Yok,yok. YASAK anlamında değil. Başkasının malı anlamında. Burada patent ıslahçı hakkı nın satılmış halidir? Tamam yine anlayamadın. Açıklıyorum:
Sevgili lilium, gördüğümüz güzel çiçekler casablanca, lombardia, first red gül, apeldoorn lale
vb.
vb. Bütün bunlar ISLAHÇI denilen kişiler tarafından yabanisi (doğal olanı) değişik şekillerde melezlenerek, meydana gelen hibrit (melez) tohum ve/veya fidelerin arasından en güzelleri seçilmiş, değişik denemelerden geçmiş ve bir ÇEŞİT elde edilmiştir. Bu çeşidin tüm kullanım hakları (üretme-çoğaltma) ISLAHÇI ya ait dir. Islahçı meydana getirdiği yeni çeşid in PATENTİNİ alır ve bu benimdir der.

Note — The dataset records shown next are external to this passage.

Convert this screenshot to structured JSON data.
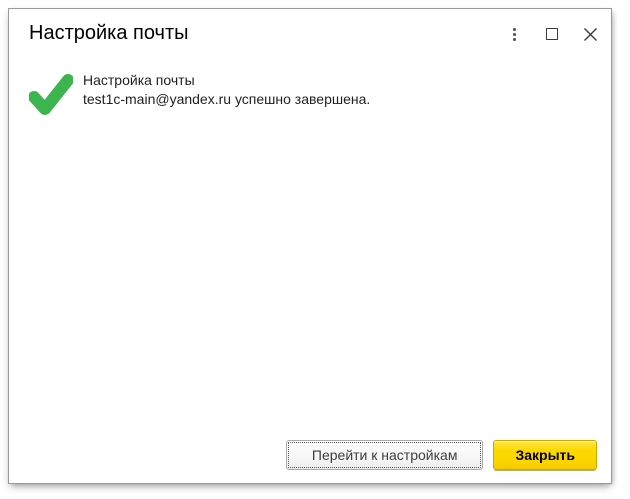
{
  "window": {
    "title": "Настройка почты"
  },
  "titlebar": {
    "icons": [
      "kebab-menu",
      "maximize",
      "close"
    ]
  },
  "message": {
    "status_icon": "success-checkmark",
    "line1": "Настройка почты",
    "line2": "test1c-main@yandex.ru успешно завершена."
  },
  "buttons": {
    "go_to_settings": "Перейти к настройкам",
    "close": "Закрыть"
  },
  "colors": {
    "success_green": "#3cb54e",
    "primary_yellow": "#fcd900",
    "window_border": "#9a9a9a",
    "icon_gray": "#3c3c3c"
  }
}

Ticari olarak soğan üretimi yapan firmalar bu Patenti dalayısıyla o çeşidin üretme -çoğaltma hakkını satın alır ve ıslahçıya yüklü bir para öder. O hibrit çeşidin başkaları tarafından üretilmesini engeller. Dolayısıyla güzel Casablanca Liliumunun çiçeklerini görmek isteyenler o firmadan soğan alır diker. Belki müşterinin kendisi 3-5 soğan çoğaltabilir ama Ticari olarak üreteyim de satayım deyince iş değişir. Çünkü bunun ticari hakları o firmanındır.

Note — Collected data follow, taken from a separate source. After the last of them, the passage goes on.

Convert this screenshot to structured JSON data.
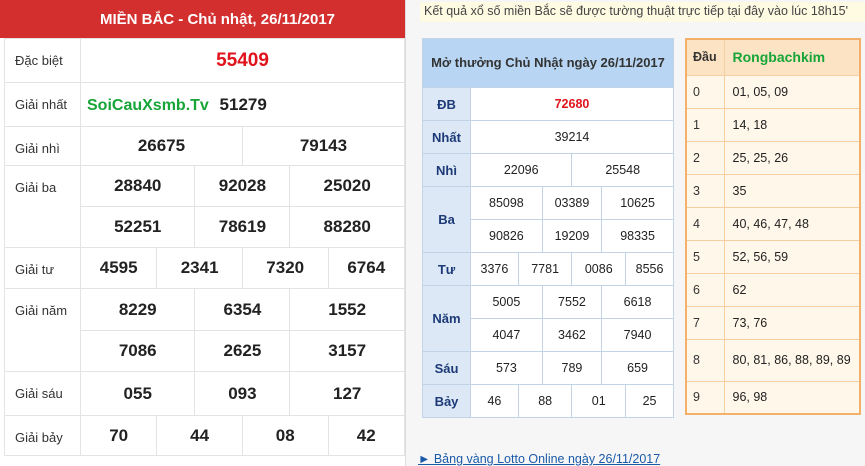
{
  "left": {
    "header": "MIỀN BẮC - Chủ nhật, 26/11/2017",
    "labels": {
      "db": "Đặc biệt",
      "g1": "Giải nhất",
      "g2": "Giải nhì",
      "g3": "Giải ba",
      "g4": "Giải tư",
      "g5": "Giải năm",
      "g6": "Giải sáu",
      "g7": "Giải bảy"
    },
    "site_name": "SoiCauXsmb.Tv",
    "db": "55409",
    "g1": "51279",
    "g2": [
      "26675",
      "79143"
    ],
    "g3": [
      "28840",
      "92028",
      "25020",
      "52251",
      "78619",
      "88280"
    ],
    "g4": [
      "4595",
      "2341",
      "7320",
      "6764"
    ],
    "g5": [
      "8229",
      "6354",
      "1552",
      "7086",
      "2625",
      "3157"
    ],
    "g6": [
      "055",
      "093",
      "127"
    ],
    "g7": [
      "70",
      "44",
      "08",
      "42"
    ]
  },
  "right": {
    "notice": "Kết quả xổ số miền Bắc sẽ được tường thuật trực tiếp tại đây vào lúc 18h15'",
    "mid": {
      "header": "Mở thưởng Chủ Nhật ngày 26/11/2017",
      "labels": {
        "db": "ĐB",
        "g1": "Nhất",
        "g2": "Nhì",
        "g3": "Ba",
        "g4": "Tư",
        "g5": "Năm",
        "g6": "Sáu",
        "g7": "Bảy"
      },
      "db": "72680",
      "g1": "39214",
      "g2": [
        "22096",
        "25548"
      ],
      "g3": [
        "85098",
        "03389",
        "10625",
        "90826",
        "19209",
        "98335"
      ],
      "g4": [
        "3376",
        "7781",
        "0086",
        "8556"
      ],
      "g5": [
        "5005",
        "7552",
        "6618",
        "4047",
        "3462",
        "7940"
      ],
      "g6": [
        "573",
        "789",
        "659"
      ],
      "g7": [
        "46",
        "88",
        "01",
        "25"
      ]
    },
    "dau": {
      "head_label": "Đầu",
      "brand": "Rongbachkim",
      "rows": [
        {
          "d": "0",
          "v": "01, 05, 09"
        },
        {
          "d": "1",
          "v": "14, 18"
        },
        {
          "d": "2",
          "v": "25, 25, 26"
        },
        {
          "d": "3",
          "v": "35"
        },
        {
          "d": "4",
          "v": "40, 46, 47, 48"
        },
        {
          "d": "5",
          "v": "52, 56, 59"
        },
        {
          "d": "6",
          "v": "62"
        },
        {
          "d": "7",
          "v": "73, 76"
        },
        {
          "d": "8",
          "v": "80, 81, 86, 88, 89, 89"
        },
        {
          "d": "9",
          "v": "96, 98"
        }
      ]
    },
    "link": "► Bảng vàng Lotto Online ngày 26/11/2017"
  }
}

Burada bütün amaç ISLAHÇI yı korumaktır. Yıllarca emek verip yeni bir çeşit bulmuş ve biz hemen hazıra konup onu çoğaltıp kaymağını yemek isteriz bu da açık haksızlık dır.

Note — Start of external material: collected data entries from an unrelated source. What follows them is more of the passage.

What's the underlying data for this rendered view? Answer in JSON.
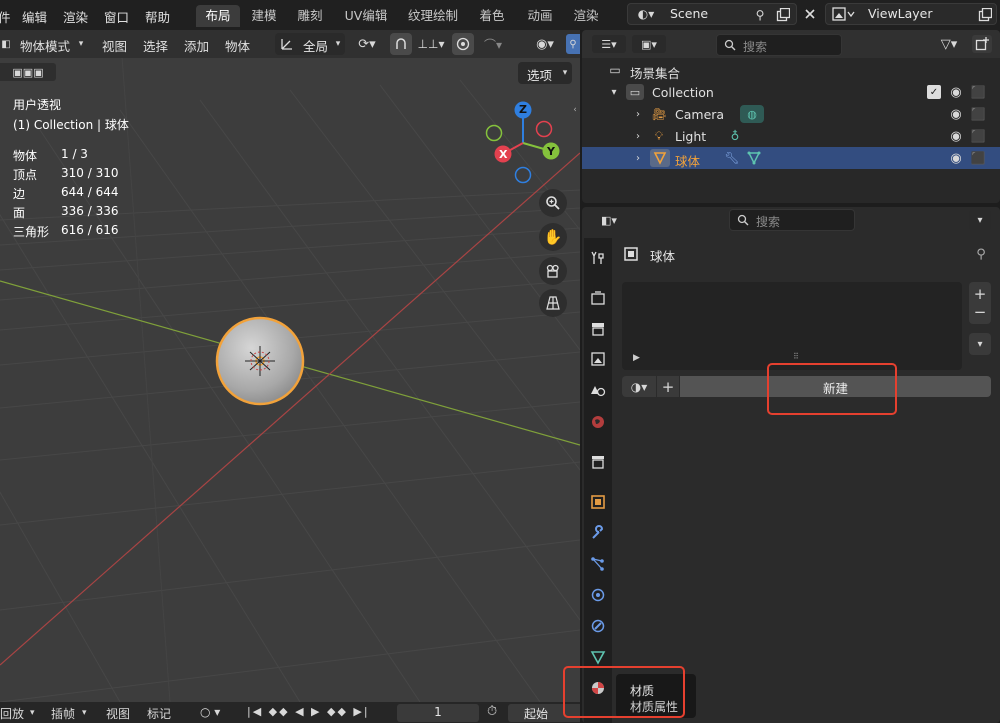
{
  "menu": {
    "edit": "编辑",
    "render": "渲染",
    "window": "窗口",
    "help": "帮助"
  },
  "workspaces": [
    "布局",
    "建模",
    "雕刻",
    "UV编辑",
    "纹理绘制",
    "着色",
    "动画",
    "渲染"
  ],
  "scene": {
    "name": "Scene"
  },
  "view_layer": {
    "name": "ViewLayer"
  },
  "viewport_header": {
    "mode": "物体模式",
    "view": "视图",
    "select": "选择",
    "add": "添加",
    "object": "物体",
    "transform_orientation": "全局",
    "options": "选项"
  },
  "viewport_overlay": {
    "view_name": "用户透视",
    "collection_info": "(1) Collection | 球体",
    "stats": [
      {
        "label": "物体",
        "value": "1 / 3"
      },
      {
        "label": "顶点",
        "value": "310 / 310"
      },
      {
        "label": "边",
        "value": "644 / 644"
      },
      {
        "label": "面",
        "value": "336 / 336"
      },
      {
        "label": "三角形",
        "value": "616 / 616"
      }
    ],
    "gizmo": {
      "z": "Z",
      "y": "Y",
      "x": "X"
    }
  },
  "timeline": {
    "playback": "回放",
    "keying": "插帧",
    "view": "视图",
    "marker": "标记",
    "current_frame": "1",
    "start_label": "起始"
  },
  "outliner": {
    "search_placeholder": "搜索",
    "scene_collection": "场景集合",
    "rows": [
      {
        "label": "Collection"
      },
      {
        "label": "Camera"
      },
      {
        "label": "Light"
      },
      {
        "label": "球体"
      }
    ]
  },
  "properties": {
    "search_placeholder": "搜索",
    "object_name": "球体",
    "new_button": "新建",
    "add_slot": "+",
    "remove_slot": "−"
  },
  "tooltip": {
    "title": "材质",
    "subtitle": "材质属性"
  },
  "colors": {
    "accent_blue": "#4772b3",
    "selected_row": "#334d80",
    "object_orange": "#e39b43",
    "highlight_red": "#e5402f",
    "axis_x": "#e3414f",
    "axis_y": "#85c23c",
    "axis_z": "#2f7fe0"
  }
}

Türkiye patent hakları anlaşmasını sanırım 2-3 yıl önce imzaladı. Ama burası Türkiye. bunu aşmak için değişik yollar vardır. Örneğin First red (Grand prix) gül çeşidi populerdir ve Türkiye de yaygındır ama mezatlarda kırmızı gül veya Bakara gül olarak satılır!!,(ama Hollandaya ihraç edeceksen mecburi adını koyacaksın.) Eh onlar da aptal değil ki. Son çıkan yeni çeşitleri Türkiyeye satmazlar. çeşit eskidikten sonra (5-8 ) yıl sonra bize gelir. Bu yüzden yeni Gül, karanfil, Lilium, frezya, gerbera çeşitlerini Türkiye de göremeyiz ancak kataloglarda görürüz!!